CityTech
- Front cover of CityTech, 2nd edition
- Designers: Jordan Weisman L. Ross Babcock III Forest Brown
- Publishers: FASA Corporation
- Years active: 1986 to 2001
- Players: 2+
- Setup time: 5 - 30 minutes
- Playing time: No exact time
- Chance: Dice rolling
- Age range: 12+
- Skills: Tactical, Arithmetic
- Website: https://www.battletech.com/

= CityTech =

1986 board game

CityTech is a FASA wargame first published in 1986 and set in the BattleTech fictional universe.

==Gameplay==
CityTech provided additional rules for simulating combat with infantry and vehicles rather than just BattleMechs, which were the focus of the original game.

==Publication history==
CityTech was the first official expansion to the BattleTech board game.

FASA published a second edition in 1994.

==Reception==
Scott Tanner reviewed CityTech in Space Gamer/Fantasy Gamer No. 78. Tanner commented that "It is in City Tech that infantry come into their full potential. Standing around in open country and getting slaughtered seems to be the poor infantryman's lot until City Tech came out."

Stephan Wieck reviewed Citytech in White Wolf #7 (1987), rating it an 8 out of 10 and stated that "The interior art of Citytech is rather poor, but the cover art done by Jim Holloway is very good. And, the counters and maps are of very high quality."

Ashley Watkins reviewed BattleTech for Adventurer magazine and stated that "get Citytech for the combat rules, Battletech you want to design your own mechs, Aerotech only if you want the variable geometry mechs, or want to play the space game."

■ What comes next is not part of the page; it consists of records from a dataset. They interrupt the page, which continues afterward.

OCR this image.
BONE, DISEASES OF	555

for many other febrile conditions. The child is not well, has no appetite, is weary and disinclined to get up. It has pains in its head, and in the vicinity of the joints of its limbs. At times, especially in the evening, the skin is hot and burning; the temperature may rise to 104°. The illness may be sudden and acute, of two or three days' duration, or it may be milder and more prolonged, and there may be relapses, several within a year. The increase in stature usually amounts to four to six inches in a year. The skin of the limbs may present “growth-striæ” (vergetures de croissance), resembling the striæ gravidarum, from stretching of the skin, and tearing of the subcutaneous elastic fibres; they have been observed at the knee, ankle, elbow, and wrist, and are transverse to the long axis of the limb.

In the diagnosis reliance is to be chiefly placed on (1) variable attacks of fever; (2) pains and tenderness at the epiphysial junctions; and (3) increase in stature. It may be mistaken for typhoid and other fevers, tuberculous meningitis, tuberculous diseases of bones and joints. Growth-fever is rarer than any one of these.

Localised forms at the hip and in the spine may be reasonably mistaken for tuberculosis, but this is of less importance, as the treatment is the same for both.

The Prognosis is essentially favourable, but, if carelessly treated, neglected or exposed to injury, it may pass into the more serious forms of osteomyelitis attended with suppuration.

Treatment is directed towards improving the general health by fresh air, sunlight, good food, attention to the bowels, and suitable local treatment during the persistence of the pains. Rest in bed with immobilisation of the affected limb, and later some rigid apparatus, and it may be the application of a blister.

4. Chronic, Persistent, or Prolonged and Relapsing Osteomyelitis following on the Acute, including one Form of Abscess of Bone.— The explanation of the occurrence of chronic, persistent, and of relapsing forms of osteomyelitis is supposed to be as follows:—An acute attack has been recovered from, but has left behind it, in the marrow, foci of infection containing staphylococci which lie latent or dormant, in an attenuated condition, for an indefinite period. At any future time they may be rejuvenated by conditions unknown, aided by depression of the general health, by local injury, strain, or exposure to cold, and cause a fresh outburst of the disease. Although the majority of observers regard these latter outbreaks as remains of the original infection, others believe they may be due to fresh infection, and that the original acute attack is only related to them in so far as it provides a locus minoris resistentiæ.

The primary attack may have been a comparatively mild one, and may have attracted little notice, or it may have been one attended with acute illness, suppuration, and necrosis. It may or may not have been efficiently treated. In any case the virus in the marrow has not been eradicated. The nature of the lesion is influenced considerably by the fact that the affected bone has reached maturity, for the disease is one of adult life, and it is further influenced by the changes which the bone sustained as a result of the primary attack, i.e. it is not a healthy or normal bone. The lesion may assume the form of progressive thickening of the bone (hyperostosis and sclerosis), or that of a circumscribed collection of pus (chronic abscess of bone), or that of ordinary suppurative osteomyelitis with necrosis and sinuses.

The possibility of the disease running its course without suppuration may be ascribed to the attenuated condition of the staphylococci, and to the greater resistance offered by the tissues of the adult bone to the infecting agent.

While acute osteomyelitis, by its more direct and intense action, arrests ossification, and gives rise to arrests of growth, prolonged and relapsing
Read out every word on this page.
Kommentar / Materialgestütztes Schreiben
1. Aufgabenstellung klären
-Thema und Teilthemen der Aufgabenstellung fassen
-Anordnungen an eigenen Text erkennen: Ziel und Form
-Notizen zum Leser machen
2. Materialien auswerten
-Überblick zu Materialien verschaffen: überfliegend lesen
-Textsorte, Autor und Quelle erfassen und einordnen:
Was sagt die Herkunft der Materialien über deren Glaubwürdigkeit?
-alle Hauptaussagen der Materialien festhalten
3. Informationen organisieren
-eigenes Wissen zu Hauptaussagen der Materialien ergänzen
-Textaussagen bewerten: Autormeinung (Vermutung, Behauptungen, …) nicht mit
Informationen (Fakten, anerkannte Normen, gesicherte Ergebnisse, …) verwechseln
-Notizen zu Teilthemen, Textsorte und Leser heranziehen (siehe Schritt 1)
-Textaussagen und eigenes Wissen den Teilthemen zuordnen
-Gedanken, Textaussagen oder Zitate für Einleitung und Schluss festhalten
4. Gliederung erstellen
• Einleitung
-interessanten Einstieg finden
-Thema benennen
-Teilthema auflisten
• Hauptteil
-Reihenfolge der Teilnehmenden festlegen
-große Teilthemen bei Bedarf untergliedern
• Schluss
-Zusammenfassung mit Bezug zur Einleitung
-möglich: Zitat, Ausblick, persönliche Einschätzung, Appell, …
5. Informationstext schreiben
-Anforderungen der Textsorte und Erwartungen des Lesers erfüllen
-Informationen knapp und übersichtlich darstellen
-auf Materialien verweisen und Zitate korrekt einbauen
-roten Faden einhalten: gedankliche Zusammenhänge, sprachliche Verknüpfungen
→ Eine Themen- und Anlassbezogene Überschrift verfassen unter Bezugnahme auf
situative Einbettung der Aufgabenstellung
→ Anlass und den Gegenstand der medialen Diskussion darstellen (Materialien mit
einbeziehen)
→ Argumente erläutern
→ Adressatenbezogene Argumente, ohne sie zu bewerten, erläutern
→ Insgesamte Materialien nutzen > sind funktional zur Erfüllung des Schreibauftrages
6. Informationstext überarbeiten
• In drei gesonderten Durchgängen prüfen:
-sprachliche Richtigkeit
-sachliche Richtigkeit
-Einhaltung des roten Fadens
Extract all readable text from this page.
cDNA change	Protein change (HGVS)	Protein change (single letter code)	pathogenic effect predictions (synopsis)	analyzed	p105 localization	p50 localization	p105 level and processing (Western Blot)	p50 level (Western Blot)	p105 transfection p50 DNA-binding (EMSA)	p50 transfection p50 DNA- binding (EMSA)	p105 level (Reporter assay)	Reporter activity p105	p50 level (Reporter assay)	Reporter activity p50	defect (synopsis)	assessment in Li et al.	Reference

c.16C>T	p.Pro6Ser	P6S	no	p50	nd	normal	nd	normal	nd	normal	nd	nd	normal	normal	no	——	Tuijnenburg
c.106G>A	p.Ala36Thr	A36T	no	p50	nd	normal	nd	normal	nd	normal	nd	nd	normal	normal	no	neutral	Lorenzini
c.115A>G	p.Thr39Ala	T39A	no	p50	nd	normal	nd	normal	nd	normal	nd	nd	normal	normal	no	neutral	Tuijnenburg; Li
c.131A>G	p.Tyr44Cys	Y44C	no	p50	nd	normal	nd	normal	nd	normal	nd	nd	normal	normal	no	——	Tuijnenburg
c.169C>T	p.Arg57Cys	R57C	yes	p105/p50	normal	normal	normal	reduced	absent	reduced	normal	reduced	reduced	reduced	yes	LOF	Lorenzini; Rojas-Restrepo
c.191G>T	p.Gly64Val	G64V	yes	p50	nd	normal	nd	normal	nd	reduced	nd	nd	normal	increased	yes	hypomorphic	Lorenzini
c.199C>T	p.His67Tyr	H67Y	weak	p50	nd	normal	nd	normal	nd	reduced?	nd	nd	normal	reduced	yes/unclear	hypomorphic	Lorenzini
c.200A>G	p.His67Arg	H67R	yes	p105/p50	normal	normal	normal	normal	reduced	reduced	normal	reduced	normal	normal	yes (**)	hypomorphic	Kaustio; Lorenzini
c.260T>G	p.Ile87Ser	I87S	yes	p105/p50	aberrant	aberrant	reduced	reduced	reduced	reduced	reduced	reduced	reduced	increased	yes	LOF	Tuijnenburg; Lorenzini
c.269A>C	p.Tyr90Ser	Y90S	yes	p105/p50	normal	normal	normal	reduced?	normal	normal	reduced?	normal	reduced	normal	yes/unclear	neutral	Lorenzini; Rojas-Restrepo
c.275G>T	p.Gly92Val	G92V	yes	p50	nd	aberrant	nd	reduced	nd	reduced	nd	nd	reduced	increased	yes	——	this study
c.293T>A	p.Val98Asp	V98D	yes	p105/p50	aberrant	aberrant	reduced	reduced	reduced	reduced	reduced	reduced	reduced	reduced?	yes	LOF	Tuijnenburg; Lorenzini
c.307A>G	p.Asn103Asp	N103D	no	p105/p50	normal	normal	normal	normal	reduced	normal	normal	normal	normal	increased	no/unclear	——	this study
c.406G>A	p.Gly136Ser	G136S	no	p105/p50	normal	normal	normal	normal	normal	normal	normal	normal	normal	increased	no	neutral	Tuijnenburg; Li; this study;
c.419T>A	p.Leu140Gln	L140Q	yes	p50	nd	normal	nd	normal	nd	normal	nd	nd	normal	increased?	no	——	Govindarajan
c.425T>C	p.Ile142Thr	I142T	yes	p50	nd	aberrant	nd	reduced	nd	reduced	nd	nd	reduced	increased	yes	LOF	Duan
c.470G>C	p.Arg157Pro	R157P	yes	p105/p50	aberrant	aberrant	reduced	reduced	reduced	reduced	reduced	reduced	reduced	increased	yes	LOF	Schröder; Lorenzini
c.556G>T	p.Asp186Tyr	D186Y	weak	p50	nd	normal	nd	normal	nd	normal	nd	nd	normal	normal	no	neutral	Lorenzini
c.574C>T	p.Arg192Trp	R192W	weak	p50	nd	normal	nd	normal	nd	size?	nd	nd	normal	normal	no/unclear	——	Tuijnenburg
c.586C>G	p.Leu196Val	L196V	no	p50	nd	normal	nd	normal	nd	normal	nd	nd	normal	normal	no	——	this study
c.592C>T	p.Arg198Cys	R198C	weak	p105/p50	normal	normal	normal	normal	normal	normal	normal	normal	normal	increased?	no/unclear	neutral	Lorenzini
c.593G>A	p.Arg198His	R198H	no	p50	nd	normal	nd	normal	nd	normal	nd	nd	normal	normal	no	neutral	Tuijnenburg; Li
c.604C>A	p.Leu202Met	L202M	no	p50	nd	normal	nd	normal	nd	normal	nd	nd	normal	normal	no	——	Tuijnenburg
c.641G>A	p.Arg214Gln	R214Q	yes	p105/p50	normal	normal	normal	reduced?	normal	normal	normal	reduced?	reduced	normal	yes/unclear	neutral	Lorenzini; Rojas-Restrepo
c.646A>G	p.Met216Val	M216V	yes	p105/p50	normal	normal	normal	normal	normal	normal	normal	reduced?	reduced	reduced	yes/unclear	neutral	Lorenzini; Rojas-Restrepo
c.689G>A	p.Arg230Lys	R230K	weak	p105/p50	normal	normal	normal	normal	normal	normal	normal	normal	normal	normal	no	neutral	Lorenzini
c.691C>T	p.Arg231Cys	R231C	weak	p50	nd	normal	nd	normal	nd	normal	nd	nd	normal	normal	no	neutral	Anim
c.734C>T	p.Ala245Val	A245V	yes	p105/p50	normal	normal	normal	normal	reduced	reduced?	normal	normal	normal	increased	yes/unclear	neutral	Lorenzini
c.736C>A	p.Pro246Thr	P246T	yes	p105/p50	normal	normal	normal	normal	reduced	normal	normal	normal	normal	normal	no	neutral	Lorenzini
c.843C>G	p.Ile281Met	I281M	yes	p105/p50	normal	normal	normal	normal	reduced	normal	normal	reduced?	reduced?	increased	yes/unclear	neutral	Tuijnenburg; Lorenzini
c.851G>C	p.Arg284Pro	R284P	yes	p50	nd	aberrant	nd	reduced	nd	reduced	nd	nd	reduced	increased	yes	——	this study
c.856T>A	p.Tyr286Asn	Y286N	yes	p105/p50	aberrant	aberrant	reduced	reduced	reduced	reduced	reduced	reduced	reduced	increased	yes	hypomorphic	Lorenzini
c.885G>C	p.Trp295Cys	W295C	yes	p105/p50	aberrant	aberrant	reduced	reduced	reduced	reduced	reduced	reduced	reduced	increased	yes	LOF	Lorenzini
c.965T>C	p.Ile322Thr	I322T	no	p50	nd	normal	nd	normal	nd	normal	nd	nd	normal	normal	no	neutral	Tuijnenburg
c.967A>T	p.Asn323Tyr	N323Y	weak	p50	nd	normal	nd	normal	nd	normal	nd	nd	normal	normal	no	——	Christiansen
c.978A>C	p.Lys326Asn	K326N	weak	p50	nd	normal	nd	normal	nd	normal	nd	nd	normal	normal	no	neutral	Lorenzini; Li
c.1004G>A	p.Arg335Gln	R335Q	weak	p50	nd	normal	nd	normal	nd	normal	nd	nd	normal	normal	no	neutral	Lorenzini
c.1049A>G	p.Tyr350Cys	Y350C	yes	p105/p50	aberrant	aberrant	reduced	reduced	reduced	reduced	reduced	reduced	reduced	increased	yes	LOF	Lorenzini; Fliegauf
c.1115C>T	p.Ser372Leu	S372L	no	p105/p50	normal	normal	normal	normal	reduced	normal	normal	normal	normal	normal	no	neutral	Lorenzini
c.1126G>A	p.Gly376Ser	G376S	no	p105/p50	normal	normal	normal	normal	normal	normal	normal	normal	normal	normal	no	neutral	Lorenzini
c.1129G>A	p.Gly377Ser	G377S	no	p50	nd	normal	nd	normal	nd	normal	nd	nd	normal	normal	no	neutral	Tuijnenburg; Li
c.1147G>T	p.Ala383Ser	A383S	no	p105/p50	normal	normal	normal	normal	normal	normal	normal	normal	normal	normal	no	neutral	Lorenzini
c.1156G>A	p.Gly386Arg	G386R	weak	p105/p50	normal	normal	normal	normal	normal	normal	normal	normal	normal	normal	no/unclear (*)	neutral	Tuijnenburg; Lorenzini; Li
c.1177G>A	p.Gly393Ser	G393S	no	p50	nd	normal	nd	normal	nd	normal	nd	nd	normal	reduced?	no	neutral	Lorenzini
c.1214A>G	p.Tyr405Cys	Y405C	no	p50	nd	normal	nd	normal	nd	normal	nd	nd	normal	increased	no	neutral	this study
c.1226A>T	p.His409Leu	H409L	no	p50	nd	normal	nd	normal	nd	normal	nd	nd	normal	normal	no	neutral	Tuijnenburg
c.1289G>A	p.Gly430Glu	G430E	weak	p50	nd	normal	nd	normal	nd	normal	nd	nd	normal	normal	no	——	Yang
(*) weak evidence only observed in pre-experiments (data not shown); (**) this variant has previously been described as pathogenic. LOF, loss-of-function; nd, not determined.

Dale L. Kemper reviewed CityTech for Different Worlds magazine and stated that "Citytech is certainly a good game to complement Battletech. It expands the possible scenarios that can be played and offers a number of additional rules to keep things interesting. Once again, however, no introductory scenarios are provided so players will have to come up with their own or buy the scenario supplements mentioned above."

Robert DeVoe reviewed CityTech 2nd edition in White Wolf Inphobia #57 (July, 1995), rating it a 3 out of 5 and stated that "While not necessary to play BattleTech, CityTech adds an interesting element to combat, and can present advanced tactical challenges."